I am creating a program that I will use to help my customers recover passwords placed on office documents like word and excel. The program works just fine but it is MUCH slower than similar products that you can download for free. I would like to use my own program because I feel like a lot of the ones you download for free aren't completely safe and lack some of the controls that I would like to have.
More to the point... I need help figuring out why my program is so much slower. I created an excel document with a simple 3 letter password "TFX". The program I downloaded find the password almost as fast as I can let go of the mouse button after clicking on 'go'. My program takes 10 minutes.
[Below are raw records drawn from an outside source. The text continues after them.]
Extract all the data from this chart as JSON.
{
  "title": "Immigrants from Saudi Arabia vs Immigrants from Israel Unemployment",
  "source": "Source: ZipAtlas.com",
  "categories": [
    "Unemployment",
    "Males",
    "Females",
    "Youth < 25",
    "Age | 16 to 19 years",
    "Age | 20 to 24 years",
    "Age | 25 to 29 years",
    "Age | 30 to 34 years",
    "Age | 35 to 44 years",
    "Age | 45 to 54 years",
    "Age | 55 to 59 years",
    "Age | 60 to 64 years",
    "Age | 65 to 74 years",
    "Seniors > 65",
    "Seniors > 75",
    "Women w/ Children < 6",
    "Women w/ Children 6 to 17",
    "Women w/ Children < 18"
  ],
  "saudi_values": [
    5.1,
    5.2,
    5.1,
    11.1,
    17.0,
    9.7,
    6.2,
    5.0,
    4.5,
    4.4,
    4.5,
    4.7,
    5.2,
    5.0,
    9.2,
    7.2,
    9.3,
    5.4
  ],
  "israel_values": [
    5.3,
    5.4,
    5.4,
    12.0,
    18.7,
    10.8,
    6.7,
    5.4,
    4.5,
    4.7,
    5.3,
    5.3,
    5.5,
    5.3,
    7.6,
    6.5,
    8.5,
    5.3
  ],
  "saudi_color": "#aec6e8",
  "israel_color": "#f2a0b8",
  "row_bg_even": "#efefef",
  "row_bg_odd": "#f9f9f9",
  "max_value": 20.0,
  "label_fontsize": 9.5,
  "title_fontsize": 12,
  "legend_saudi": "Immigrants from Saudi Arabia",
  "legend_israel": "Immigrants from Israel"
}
Here's the 3 character loop:
private string ThreeCharPass(string file, Microsoft.Office.Interop.Excel.Application exApp, char[] combarr)
{
for (int three = 0; three < combarr.Length; three++)
{
for (int two = 0; two < combarr.Length; two++)
{
for (int one = 0; one < combarr.Length; one++)
{
try
{
string pass = combarr[three].ToString() + combarr[two].ToString() + combarr[one].ToString();
exApp.Workbooks.Open(file, false, true, Type.Missing, pass, Type.Missing, true, Type.Missing, Type.Missing, false, false, Type.Missing, Type.Missing, Type.Missing, Type.Missing);
return pass;
}
catch
{
}
}
}
}
return string.Empty;
}
The array 'combarr' is an array of chars containing all the possible characters in the password. It's generated earlier in the program based on user selected options. I'm thinking the issue has to be in the way I'm looping through the array to create the password combinations because just in this 3 character password method it spends more than 5 minutes where other 'professional' programs spend seconds. Any feedback would be greatly appreciated!!
There are some minor optimizations that you could do on your code, but the most likely culprit is the exApp.Workbooks.Open
call. I think that call is very slow, but you could test that with a profiler.
What other tools do is to read the actual document structure (DOC, DOCX format) and figure out whether the password is correct the exact same way that Word would try to figure it out. I don't know the exact details, but it is very likely that there is a way by which Word knows that the password was correct. An example could be a unique string that, when decrypted correctly, has the expected value; or a checksum that adds up. When you know the specification of the format, you can do that test yourself, saving you the expensive interop call.
This page has detailed information about many of the Microsoft Office formats. It is a lot of work to implement parts of those specifications, but it will surely speed things up. Only once you've removed the interop call, you could take a look at more efficient loops, multithreading, and other strategies.
Note that the Office formats are proprietary, so not all information may be available, complete, up-to-date or reliable.